Дверь открылась бесшумно, слегка звякнув щеколдой, и на пороге появилась Мотя.
– Здравствуйте! – произнесла она, остановившись на пороге.
– А-а, Мотя! Здравствуй! – отозвалась на ее приветствие мать. – Тоже приехала?
– Приехала, Матрена Ефремовна... А ты чего так долго собираешься? -обратилась она к Дусе. – Ждала, ждала... Думала, что ты передумала.
– Да вот, сестра задержала, – кивнула Дуся головой в сторону сестры.
– Пошли! – позвала Мотя, и в ее голосе слышались нотки нетерпения.
– Куда это вы? – спросила мать. Не успели в хату зайти, как снова куда-то спешите.
– Да недалеко... До Полины сбегаем, – ответила Дуся.
– Давно расстались! – буркнула мать. – Завтра времени вам не будет, что вы ночью людей тревожить надумали.
– Надо. По одному делу, – пояснила Дуся.
– Вот так всегда, матери ждут, ждут вас, а вы не успели словечком обмолвиться и снова убегаете из дома. Рассказали бы, как там жили, что делали. Вон, какие обе худющие вернулись.
– Расскажем, – пообещала Дуся, выходя вслед за Мотей из комнаты. Вышли за калитку. Темно и тихо на сельской улице. Завтра людям рано
вставать: надо выспаться. Так в темноте и подошли к дому Полины. Света в окнах нет. Кругом тишина.
– Спят, – почему-то шепотом сказала Мотя, посматривая на окна дома.
– Ну что ж, приятных им сновидений, – пожелала Дуся. – Пойдем и мы спать.
30
На другой день, чуть свет, выгоняя коров на пастбище, несколько женщин собралось в кружок и, как водится, делились сельскими новостями, ночными снами и даже фронтовыми делами, вычитанными из местной газеты.
Но в это утро многим не пришлось рассказывать, а только слушать. На этот раз о сельских новостях решила рассказать сама Солоха, первая сплетница и постоянный информатор первой бригады.
Эту новость Солоха узнала еще вчера вечером, когда ходила к соседке за закваской для теста: надумала спечь хлеба.
Соседская дочь Вера вечером приехала со строительства железной дороги Старый Оскол – Ржава и привезла уйму новостей. Солоха под впечатлением услышанного, а больше от того, что не могла поделиться рассказанным с соседками и подругами, и от этого долго не могла уснуть, долго ворочалась на своем, видавшем виды, стареньком матраце. Все думала, как лучше и доходчивее донести новости полученные от Веры до женщин и притом немного приврать так, чтобы все это было правдоподобным.
Рано утром, выйдя за ворота, она увидела стоявших полукругом женщин и сразу же направилась к ним.
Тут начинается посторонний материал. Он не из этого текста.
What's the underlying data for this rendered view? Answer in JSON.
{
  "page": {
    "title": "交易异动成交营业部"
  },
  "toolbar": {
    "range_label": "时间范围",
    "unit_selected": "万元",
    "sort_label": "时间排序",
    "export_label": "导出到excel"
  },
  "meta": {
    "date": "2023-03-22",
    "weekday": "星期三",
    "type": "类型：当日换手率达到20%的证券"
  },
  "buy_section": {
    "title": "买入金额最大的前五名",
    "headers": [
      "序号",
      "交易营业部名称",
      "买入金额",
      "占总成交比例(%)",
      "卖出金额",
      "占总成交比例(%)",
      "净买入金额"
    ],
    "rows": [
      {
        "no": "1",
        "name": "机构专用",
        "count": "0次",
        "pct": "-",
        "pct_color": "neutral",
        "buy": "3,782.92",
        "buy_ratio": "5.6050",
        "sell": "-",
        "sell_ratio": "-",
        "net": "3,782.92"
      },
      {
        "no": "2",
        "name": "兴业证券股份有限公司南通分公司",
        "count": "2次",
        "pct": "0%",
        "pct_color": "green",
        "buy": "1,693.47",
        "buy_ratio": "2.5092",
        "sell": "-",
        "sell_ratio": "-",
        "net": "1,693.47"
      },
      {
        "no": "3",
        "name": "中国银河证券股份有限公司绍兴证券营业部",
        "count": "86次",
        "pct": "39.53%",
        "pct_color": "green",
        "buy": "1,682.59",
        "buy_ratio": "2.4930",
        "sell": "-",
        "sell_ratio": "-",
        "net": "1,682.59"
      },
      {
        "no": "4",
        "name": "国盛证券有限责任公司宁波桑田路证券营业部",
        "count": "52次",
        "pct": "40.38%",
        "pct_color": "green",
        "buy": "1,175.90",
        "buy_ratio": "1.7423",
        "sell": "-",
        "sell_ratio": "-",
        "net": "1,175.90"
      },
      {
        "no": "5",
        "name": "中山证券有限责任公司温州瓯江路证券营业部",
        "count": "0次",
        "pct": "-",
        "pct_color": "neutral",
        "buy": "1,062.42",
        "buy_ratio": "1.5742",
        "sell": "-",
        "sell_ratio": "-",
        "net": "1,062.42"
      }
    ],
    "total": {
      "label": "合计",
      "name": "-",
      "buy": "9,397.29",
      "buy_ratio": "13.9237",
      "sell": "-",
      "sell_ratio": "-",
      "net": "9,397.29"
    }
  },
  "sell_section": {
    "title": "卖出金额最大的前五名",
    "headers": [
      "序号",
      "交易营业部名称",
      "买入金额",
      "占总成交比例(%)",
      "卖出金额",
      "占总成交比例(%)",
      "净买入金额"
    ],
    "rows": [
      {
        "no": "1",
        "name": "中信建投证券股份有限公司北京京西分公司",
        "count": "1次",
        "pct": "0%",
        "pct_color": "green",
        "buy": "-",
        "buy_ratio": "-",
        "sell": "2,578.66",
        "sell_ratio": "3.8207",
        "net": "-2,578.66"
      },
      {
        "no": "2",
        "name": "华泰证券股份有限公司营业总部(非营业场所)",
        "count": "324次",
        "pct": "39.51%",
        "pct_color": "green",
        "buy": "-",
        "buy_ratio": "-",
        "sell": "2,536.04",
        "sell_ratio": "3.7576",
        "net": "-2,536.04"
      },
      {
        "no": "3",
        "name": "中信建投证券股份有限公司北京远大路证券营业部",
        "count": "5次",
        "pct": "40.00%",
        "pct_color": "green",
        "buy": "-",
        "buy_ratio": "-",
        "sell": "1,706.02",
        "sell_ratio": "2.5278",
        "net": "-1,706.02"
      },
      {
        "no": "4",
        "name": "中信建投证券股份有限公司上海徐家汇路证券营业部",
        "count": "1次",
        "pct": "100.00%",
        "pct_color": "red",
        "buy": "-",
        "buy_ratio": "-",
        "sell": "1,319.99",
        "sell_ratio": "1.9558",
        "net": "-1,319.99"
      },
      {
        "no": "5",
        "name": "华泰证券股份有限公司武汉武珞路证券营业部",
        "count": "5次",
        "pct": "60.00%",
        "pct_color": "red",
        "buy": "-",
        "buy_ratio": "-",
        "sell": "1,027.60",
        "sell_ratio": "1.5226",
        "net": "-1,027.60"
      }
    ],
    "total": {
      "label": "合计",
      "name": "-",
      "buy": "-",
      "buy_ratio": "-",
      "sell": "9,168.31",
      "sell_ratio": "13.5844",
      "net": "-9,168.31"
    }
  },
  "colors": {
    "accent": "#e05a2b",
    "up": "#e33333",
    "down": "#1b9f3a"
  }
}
– С добрым утром, бабоньки! – приветствовала Солоха пожилых женщин, стоявших в сторонке от проезжей дороги и тихо о чем-то беседовавших между собой.
– Здравия тебе, – не очень дружно, вразнобой, ответили ей женщины.
– А как ночь провели – ночевали? – спросила она, окидывая их пристальным взглядом.
– Да ничего, как обычно, – ответила тихая характером, рассудительная Алена, жена кузнеца. – Наше дело такое, ночь прошла спокойно и то, слава богу, значит, увижу еще солнышко.
– Да, бабка Алена, – согласились женщины. – Наше время ушло.
– А что ночь? – отозвалась Маруся Алехина, самая младшая из стоящих в кругу женщин. – Нам лафа. Тепло, мужиков под боком нет... Потревожить некому. Так что заляжем с вечера и даем храповицкого до утра. Верно я говорю, бабоньки?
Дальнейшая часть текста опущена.